Last week chestnut-haired Maggie Teyte, 56 but still vivacious, returned to the U.S. to tour in a new role. She starts with a July 23 appearance on NBC's Telephone Hour and she has a large and enthusiastic audience waiting--but not the nostalgic audience of yesterday. Her waiting fans are a young generation of phonograph-record connoisseurs, who for the past five years have prized her records of 19th-Century French songs. Many of her new fans are unaware that Maggie Teyte has ever been in the U.S.
Failure & Success. "She effaces the memory of stouter prima donnas," wrote one critic during Maggie Teyte's barnstorming years with the Chicago Opera, the Boston and La Scala Opera Companies. Her favorite roles as Melisande in Pelleas and Melisande, Hansel in Hansel und Gretel, set off her charms to best advantage. Photographs of Maggie Teyte in knickers and sleek satin gowns with gold slippers were treasured items in the dens of U.S. dudes. Women crowded counters for "Maggie Teyte Perfume." But when she failed to snare a Metropolitan contract, Maggie Teyte shrewdly decided that her clear-toned, brilliantly controlled voice was better suited to chamber singing than to opera.
She turned to the slight, gemlike songs of Debussy, Berlioz and Faure. After her divorce in 1931, she toured England and France with Pianist Alfred Cortot. She sang so artfully that listeners who knew no French thought that they knew what she was singing.

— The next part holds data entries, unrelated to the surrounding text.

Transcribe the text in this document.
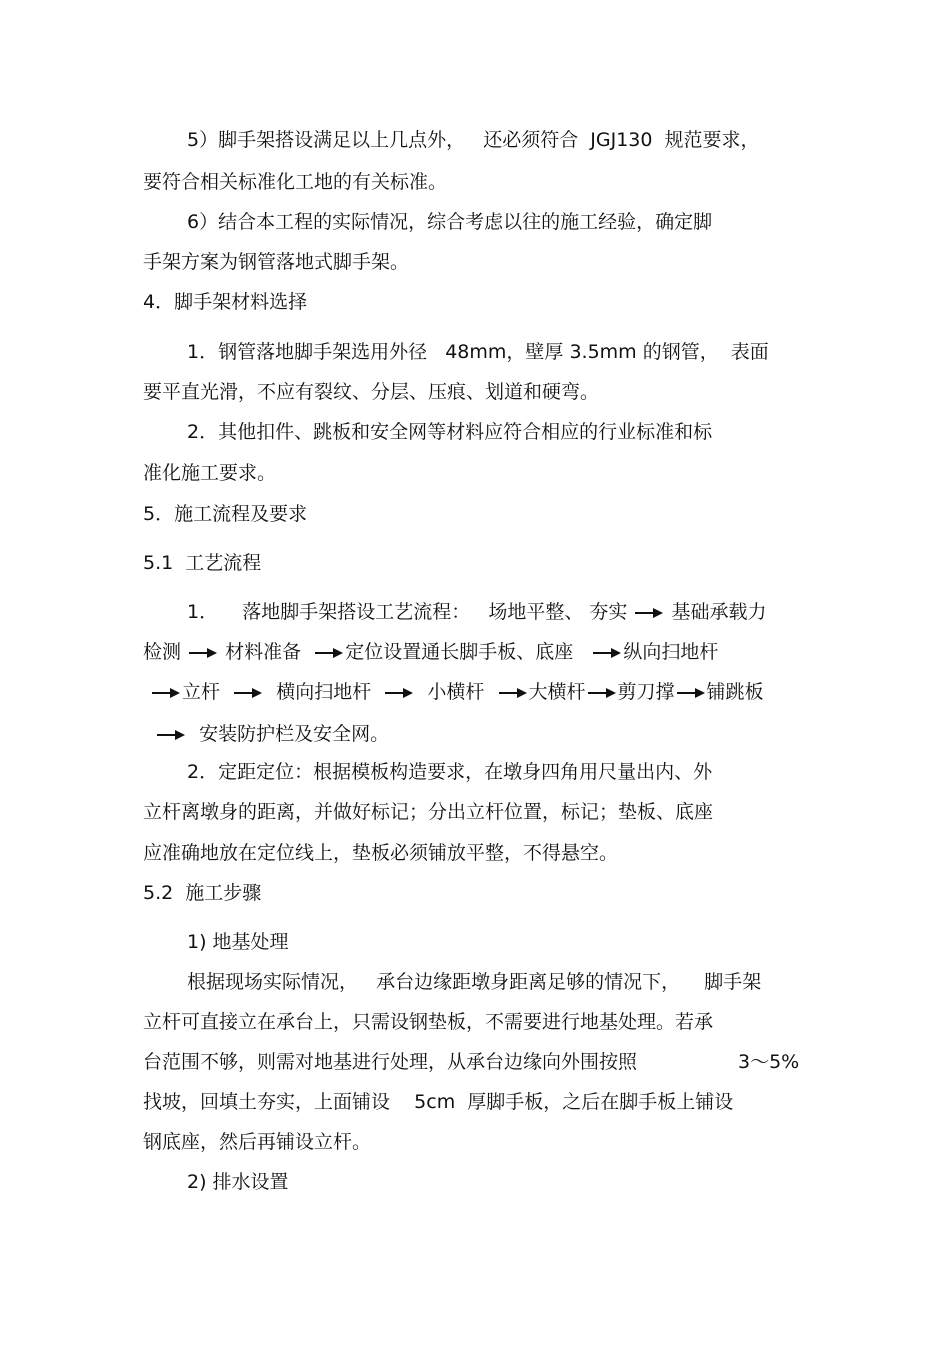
5）脚手架搭设满足以上几点外，   还必须符合  JGJ130  规范要求，
要符合相关标准化工地的有关标准。
6）结合本工程的实际情况，综合考虑以往的施工经验，确定脚
手架方案为钢管落地式脚手架。
4．脚手架材料选择
1．钢管落地脚手架选用外径   48mm，壁厚 3.5mm 的钢管，  表面
要平直光滑，不应有裂纹、分层、压痕、划道和硬弯。
2．其他扣件、跳板和安全网等材料应符合相应的行业标准和标
准化施工要求。
5．施工流程及要求
5.1  工艺流程
1．    落地脚手架搭设工艺流程：   场地平整、 夯实 基础承载力
检测 材料准备 定位设置通长脚手板、底座	纵向扫地杆
立杆	横向扫地杆	小横杆 大横杆 剪刀撑 铺跳板
安装防护栏及安全网。
2．定距定位：根据模板构造要求，在墩身四角用尺量出内、外
立杆离墩身的距离，并做好标记；分出立杆位置，标记；垫板、底座
应准确地放在定位线上，垫板必须铺放平整，不得悬空。
5.2  施工步骤
1) 地基处理
根据现场实际情况，   承台边缘距墩身距离足够的情况下，    脚手架
立杆可直接立在承台上，只需设钢垫板，不需要进行地基处理。若承
台范围不够，则需对地基进行处理，从承台边缘向外围按照	3～5%
找坡，回填土夯实，上面铺设    5cm  厚脚手板，之后在脚手板上铺设
钢底座，然后再铺设立杆。
2) 排水设置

By 1942 she had recorded three albums --French Art Songs and Songs by Debussy (Victor), Song Recital by Maggie Teyte (Gramophone Shop)--which spread her fame to the U.S. Now Maggie Teyte will see whether her studied musicianship will stand her in as good stead as once her pretty legs and elfish personality did. Says she: "There are many compensations in age . . . for serious music I can even let my hair down."